As homework I had to implement many sorting algorithms including radix sort in Java. The task is to sort doubles in the range [0-1) that are rounded to the 10th decimal point.
I thought of 2 ways on doing radix sort, one using counting sort and another one using buckets. They both work but they are extremely slow compared to quick sort. On average quick sort takes 0.068 seconds on a 800,000 doubles array, and both radix sorts are around 0.36 second. Any suggestions on how I can optimize any of the algorithms?
Using counting sort:
public class RadixSort implements Sorter {
private static final long BIG_NUM = (long) Math.pow(10, 10);
@Override
public void sort(double[] ar) {
Container[] containers = new Container[ar.length];
for (int i = 0; i < ar.length; i++) {
containers[i] = new Container(ar[i]);
}
for (long j = BIG_NUM; j >= 10; j = j / 10) {
for (int i = 0; i < ar.length; i++) {
double temp = containers[i].source * j;
if (j != BIG_NUM) {
temp = Math.floor(temp);
}
long temp2 = (long) (temp % 10) + 1;
containers[i].forCountingSort = temp2;
}
containers = countingSort(containers, 10);
}
for (int i = 0; i < ar.length; i++) {
ar[i] = containers[i].source;
}
}
private Container[] createOutput(Container[] org) {
Container[] output = new Container[org.length];
for (int i = 0; i < org.length; i++) {
output[i] = new Container();
}
return output;
}
/**
* @param containers array of container objects.

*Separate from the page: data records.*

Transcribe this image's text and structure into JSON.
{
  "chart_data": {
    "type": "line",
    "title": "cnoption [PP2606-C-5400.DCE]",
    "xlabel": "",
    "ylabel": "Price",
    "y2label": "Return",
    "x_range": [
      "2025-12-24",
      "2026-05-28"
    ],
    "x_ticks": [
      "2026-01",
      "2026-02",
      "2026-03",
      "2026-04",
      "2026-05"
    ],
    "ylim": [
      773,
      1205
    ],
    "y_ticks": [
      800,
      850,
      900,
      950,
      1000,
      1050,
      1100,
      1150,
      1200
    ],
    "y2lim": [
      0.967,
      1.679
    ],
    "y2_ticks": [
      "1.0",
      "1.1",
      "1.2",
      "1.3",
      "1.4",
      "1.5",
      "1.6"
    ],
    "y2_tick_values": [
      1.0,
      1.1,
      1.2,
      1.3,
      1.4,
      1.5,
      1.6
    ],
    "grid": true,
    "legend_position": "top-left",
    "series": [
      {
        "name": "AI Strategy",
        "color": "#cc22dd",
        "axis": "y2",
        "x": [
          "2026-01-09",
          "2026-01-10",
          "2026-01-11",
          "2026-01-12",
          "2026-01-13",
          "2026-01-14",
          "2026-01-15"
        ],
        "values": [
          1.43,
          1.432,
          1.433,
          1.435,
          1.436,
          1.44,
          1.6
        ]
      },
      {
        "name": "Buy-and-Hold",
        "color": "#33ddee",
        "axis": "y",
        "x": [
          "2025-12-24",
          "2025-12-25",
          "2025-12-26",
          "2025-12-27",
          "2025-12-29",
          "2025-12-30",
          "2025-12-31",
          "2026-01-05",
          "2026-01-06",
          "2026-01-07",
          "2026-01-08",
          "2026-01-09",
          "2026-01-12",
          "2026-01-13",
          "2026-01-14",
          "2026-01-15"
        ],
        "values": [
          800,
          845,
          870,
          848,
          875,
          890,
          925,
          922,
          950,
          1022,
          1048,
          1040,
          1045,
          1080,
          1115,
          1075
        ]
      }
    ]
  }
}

* @param maxVal max value for the contingsort range;
* @return new Container[] array partly sorted with Countingsort.
*/
public Container[] countingSort(Container[] containers, int maxVal) {
int[] c = new int[maxVal];
Container[] b = createOutput(containers);
for (int j = 0; j < containers.length; j++) {
if (containers[j].forCountingSort != 0)
c[(int) containers[j].forCountingSort - 1]++;
}
for (int j = 1; j < c.length; j++) {
c[j] += c[j - 1];
}
for (int j = containers.length - 1; j >= 0; j--) {
if (containers[j].forCountingSort != 0) {
b[c[(int) containers[j].forCountingSort - 1] - 1].forCountingSort = containers[j].forCountingSort;
b[c[(int) containers[j].forCountingSort - 1] - 1].source = containers[j].source;
c[(int) containers[j].forCountingSort - 1]--;
}
}
return b;
}
/*
Object to keep track of the original double while using counting sort;
*/
public static class Container {
long forCountingSort;
double source;
public Container(double source) {
this.source = source;
}
@Override
public String toString() {
return "source: " + source + "int: " + forCountingSort;
}
public Container() {
}
}
}
Using buckets:
public class newRadixSort implements Sorter {
private static final long BIG_NUM = (long) Math.pow(10, 10);
private ArrayList<Double>[] buckets = getBuckets();
@Override
public void sort(double[] ar) {
/* iterates over the array 10*n times,
each iteration in the inside loop it puts the double int a bucket according
to it's corresponding digit.
*/
for (long j = BIG_NUM; j >= 10; j = j / 10) {
for (int i = 0; i < ar.length; i++) {
int index = (int) ((ar[i] * j) % 10);
buckets[index].add(ar[i]);
}
/*
merges all the bucket's into the output array
and empty the buckets for reuse
*/
for (int n = 0; n < ar.length; n++) {
for (int k = 0; k < buckets.length; k++) {
for (int h = 0; h < buckets[k].size(); h++) {
ar[n] = buckets[k].get(h);
n++;
}
buckets[k] = new ArrayList<>();
}
}
}
}
}
/**
* creates 10 buckets for the sorting
*
* @return ArrayList<Double>[] with 10 buckets.
*/
public ArrayList<Double>[] getBuckets() {
ArrayList<Double>[] al = new ArrayList[10];
for (int i = 0; i < al.length; i++) {
al[i] = new ArrayList<>();
}
return al;
}
}